Sundance and Telluride may have the more marquee names, but the Toronto International Film Festival, perhaps more than any other in North America, has emerged as an embarrassment of cinematic riches. While a late-summer stupor sweeps multiplexes, TIFF plays host to all kinds of movies, from Oscar hopefuls to shoestring indies to foreign favorites and experimental genre fare. This year's fest was no different, and brought with it a ton of films sure to please crowds, whether they like lush fantasy (Guillermo del Toro's The Shape of Water) or midnight movie classics (James Franco's The Disaster Artist). Of all the TIFF films coming in 2017, these seven stood out most prominently; keep an eye out for when they make it to a screen near you.

The Shape of Water

Attuned to the world around him, Guillermo del Toro's latest project is set at the height of the Cold War, when fear outweighed trust. This is especially true for Elia (Sally Hawkins), an isolated government laboratory worker who makes an unexpected discovery during an experiment. Similar to Del Toro’s previous films, The Shape of Water is an amalgamation of fantasy and drama. Beautiful and sensitive, it has a surreal quality that's easy to get lost in. In other words, it’s everything Pacific Rim wasn’t.

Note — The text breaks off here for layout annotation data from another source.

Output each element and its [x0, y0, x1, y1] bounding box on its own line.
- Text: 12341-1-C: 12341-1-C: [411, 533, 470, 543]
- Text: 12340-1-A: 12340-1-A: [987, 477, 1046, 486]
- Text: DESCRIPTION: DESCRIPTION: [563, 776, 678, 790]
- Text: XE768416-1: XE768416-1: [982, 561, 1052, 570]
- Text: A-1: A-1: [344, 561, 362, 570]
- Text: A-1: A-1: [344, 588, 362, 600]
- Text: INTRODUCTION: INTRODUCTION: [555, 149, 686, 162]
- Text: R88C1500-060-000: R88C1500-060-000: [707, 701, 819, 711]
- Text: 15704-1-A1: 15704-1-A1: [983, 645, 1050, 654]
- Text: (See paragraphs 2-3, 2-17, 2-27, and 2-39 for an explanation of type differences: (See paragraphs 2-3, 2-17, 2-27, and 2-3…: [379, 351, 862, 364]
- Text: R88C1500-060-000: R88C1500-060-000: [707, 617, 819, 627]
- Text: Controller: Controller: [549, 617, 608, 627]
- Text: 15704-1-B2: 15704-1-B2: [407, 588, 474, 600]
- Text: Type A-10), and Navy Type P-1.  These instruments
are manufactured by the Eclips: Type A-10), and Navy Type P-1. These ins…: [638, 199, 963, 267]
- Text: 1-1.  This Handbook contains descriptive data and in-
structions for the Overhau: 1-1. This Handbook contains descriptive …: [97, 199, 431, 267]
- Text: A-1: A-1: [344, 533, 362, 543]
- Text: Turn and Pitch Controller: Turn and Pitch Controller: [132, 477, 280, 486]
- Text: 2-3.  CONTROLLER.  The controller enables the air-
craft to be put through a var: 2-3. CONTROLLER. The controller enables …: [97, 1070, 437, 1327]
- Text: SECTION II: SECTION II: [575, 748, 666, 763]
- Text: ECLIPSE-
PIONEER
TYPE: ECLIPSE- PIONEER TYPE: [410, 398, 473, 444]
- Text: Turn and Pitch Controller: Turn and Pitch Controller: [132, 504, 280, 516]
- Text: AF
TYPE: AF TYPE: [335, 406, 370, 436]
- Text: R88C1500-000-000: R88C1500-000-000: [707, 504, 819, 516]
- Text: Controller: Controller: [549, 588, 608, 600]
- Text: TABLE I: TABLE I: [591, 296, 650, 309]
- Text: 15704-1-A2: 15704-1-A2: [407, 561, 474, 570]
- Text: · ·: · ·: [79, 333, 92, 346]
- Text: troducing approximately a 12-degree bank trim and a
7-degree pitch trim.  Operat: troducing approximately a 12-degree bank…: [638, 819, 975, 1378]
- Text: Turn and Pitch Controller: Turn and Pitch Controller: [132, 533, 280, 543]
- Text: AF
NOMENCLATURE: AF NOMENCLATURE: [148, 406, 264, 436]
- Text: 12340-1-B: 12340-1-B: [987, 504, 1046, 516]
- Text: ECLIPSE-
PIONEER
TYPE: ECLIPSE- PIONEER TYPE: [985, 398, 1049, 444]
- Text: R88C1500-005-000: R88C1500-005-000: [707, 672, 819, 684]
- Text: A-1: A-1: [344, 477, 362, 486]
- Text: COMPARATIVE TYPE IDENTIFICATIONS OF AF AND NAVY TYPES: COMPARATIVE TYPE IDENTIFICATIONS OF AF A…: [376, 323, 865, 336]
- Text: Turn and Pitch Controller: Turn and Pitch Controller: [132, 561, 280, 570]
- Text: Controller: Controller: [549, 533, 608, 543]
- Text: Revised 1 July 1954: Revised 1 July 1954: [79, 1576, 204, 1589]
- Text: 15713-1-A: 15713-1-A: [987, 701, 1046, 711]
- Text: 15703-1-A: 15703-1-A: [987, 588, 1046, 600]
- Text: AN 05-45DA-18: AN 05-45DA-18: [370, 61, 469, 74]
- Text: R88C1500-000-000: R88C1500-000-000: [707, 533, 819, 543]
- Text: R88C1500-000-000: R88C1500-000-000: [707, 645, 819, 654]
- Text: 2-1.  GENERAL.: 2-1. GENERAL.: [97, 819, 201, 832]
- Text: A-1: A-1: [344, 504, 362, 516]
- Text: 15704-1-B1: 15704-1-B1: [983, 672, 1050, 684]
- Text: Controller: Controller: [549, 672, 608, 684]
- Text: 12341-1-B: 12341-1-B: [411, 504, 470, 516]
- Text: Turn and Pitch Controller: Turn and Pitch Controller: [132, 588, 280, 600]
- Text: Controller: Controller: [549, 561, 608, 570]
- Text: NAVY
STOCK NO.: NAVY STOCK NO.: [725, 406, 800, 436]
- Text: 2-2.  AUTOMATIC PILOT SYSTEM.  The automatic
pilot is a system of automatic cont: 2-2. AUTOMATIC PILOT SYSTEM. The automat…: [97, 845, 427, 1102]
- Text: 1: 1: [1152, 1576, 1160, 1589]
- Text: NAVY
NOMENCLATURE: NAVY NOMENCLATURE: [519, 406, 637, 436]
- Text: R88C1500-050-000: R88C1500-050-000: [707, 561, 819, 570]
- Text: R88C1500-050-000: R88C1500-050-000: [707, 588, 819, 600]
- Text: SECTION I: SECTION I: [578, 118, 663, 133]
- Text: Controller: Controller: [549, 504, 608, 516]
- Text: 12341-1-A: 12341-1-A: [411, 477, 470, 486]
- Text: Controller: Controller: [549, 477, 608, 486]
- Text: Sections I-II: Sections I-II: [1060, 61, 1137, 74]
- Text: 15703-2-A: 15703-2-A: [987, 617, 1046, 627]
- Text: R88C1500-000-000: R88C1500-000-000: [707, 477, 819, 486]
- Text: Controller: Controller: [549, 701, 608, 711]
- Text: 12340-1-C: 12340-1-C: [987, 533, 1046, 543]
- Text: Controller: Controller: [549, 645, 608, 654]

Three Billboards Outside Ebbing, Missouri

Martin McDonagh’s third feature film is the type of knockout that takes days to recover from. Bolstered by an ensemble from heaven—Sam Rockwell, Peter Dinklage, Frances McDormand—Three Billboards focuses on a mother whose pain has turned into anger. In an attempt to antagonize the local cops into action, Mildred Hayes (McDormand) purchases ad space on the outskirts of town; the accusatory billboards suggest a failing police department uninterested in serving justice. The movie, written by McDonagh, shares the signature wit and bite of his past work (In Bruges, Seven Psychopaths), but also features an emotional complexity in Mildred that McDormand brings out of the writing. Rarely can films bring you to tears because of both comedy and drama. McDonagh's does.

The Disaster Artist

If the past few years has proven anything, it’s that James Franco is a true raconteur. The degree of skill involved in each endeavor varies, but the actor-writer-director deserves some points for trying. It seems fitting that Franco’s first true directorial success comes with The Disaster Artist, a sometimes earnest, sometimes satirical biopic of Tommy Wiseau and the making of his legendarily bad film The Room. Is this Franco's Ed Wood? Yes, completely, but it finds its strength in Franco’s personification of the unhinged, uncommonly optimistic filmmaker.

I Love You, Daddy

Louis C.K. made I Love You, Daddy to set the internet aflame. And if that wasn’t the intention, it will certainly be the result of C.K.’s black-and-white yarn about a seasoned showbiz director and his fresh-faced daughter (Chloë Grace Moretz) who entangle themselves with a (potentially) unseemly filmmaker (John Malkovich). The writing is on the wall here—and when the film hits theaters, expect endless essays to be published about how we grapple with art vs. artists, sexual assault, consent, and beyond. Whether you hate it or love it, C.K. is going out on a limb here. The risk is impressive.

Bodied

C.K.’s new film could make an excellent double bill with this, Joseph Kahn’s epic battle rap midnight movie. Yes, it’s exactly what it sounds like—produced by Eminem, and written by a longtime luminary of the battle circuit. Using a graduate student’s thesis as a catalyst, Kahn is poking at the PC police of 2017. Like I Love You, Daddy, the video director's sophomore film revels in the controversial. It’s a conversation piece about what we can and cannot say. It’s upsetting and frustrating—which I think is kind of the point.

The Current War

Its play-on-words title aside, The Current War is an effective retelling of how the modern world transitioned into using electricity. Directed by Alfonso Gomez-Rejon (Me and Earl and the Dying Girl), it’s the story of two dueling egos—Thomas Edison (Benedict Cumberbatch) and George Westinghouse (Michael Shannon)—racing to the finish line. The battle between Edison and Westinghouse is written with intensity by Michael Mitnick. Cumberbatch and Shannon, as per usual, breathe life into the dead. Even better, this time around they turn myths into men.

Thelma

Norwegian talents Joachim Trier and Eskil Vogt turn their studied tenderness into something else in Thelma. A love story between two young women, a cautionary tale of abused power, a fantastical exploration into what a superhero movies could look like. The setup is simple: as a woman begins to fall in love, she finds herself being overrun with newfound powers. Otherworldly abilities that allow her to play with place and time. Trier and Vogt have a knack for humanizing by unearthing the idiosyncrasies of characters, and Thelma is no exception.